Theoretical investigation of Quantum Anomalous Hall Effect in Potassium Tri-vanadium Pentantimonide

TL;DR

This theoretical study explores the potential for realizing the quantum anomalous Hall effect in Potassium Tri-vanadium Pent-antimonide through complex band structure analysis and topological characteristics, suggesting possible experimental tuning methods.

Contribution

It introduces a detailed theoretical model incorporating various interactions to predict the emergence of quantized anomalous Hall effect in the material.

Findings

Multiple bands with nontrivial Berry curvature are identified.

Opposite Chern numbers in two bands suggest chiral edge states.

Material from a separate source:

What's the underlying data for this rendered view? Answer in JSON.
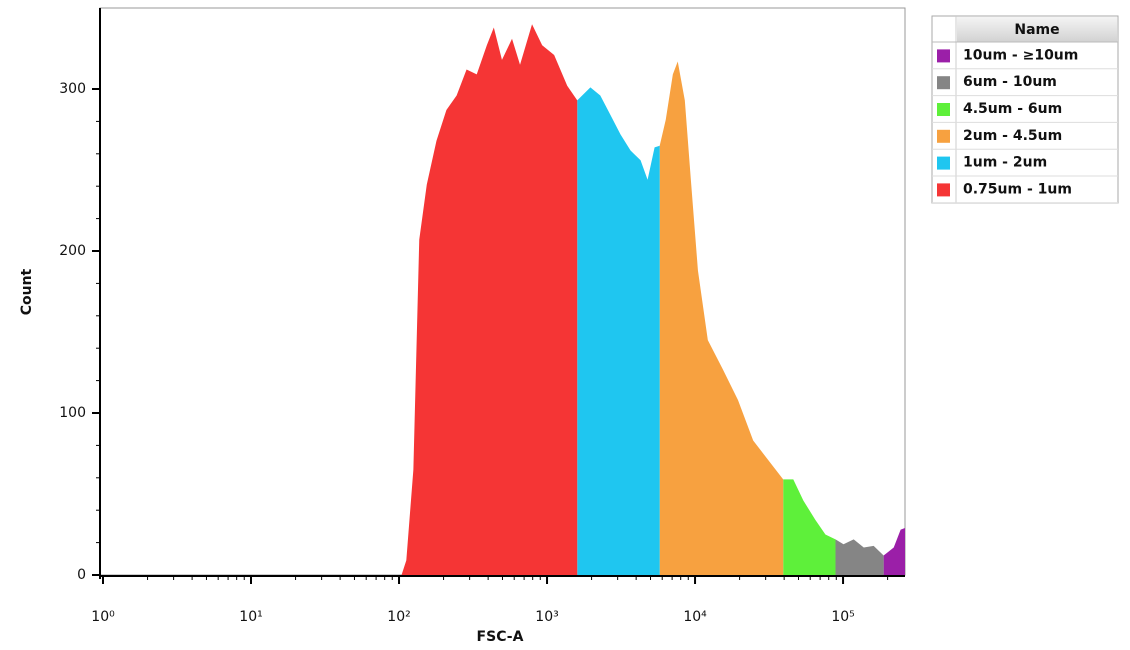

System shows signs of weak topological characteristics.

Abstract

The Kagome metal Potassium Tri-vanadium Pent-antimonide can support the quantum anomalous Hall effect theoretically. This is justified by flat bands and Dirac points susceptible to gap opening by spin-orbit coupling or magnetic ordering. The theoretical investigation of this quantum effect is possible exploring strategies like magnetic proximity, and strain or electric gating tuning. Our goal here is to explore the possibility of quantum anomalous Hall effect with a system Hamiltonian involving nearest-neighbour and complex next nearest-neighbour hopping, Rashba spin-orbit coupling, exchange field due to magnetic proximity, and charge density wave. Our preliminary analysis with these ingredients reveals that the system hosts multiple bands whose Chern numbers values suggest weak topological characteristics-not yet quantized, but showing signs of nontrivial Berry curvature accumulation. Upon introducing momentum-space winding, mimicking an orbital magnetic flux, through the momentum-dependence of the phase of the complex hopping, we find that two bands in the multiple band system carry opposite Chern numbers, indicating the emergence of chiral edge states and a quantized anomalous Hall effect. The rest remain trivial, but the system as a whole is no longer topologically inert.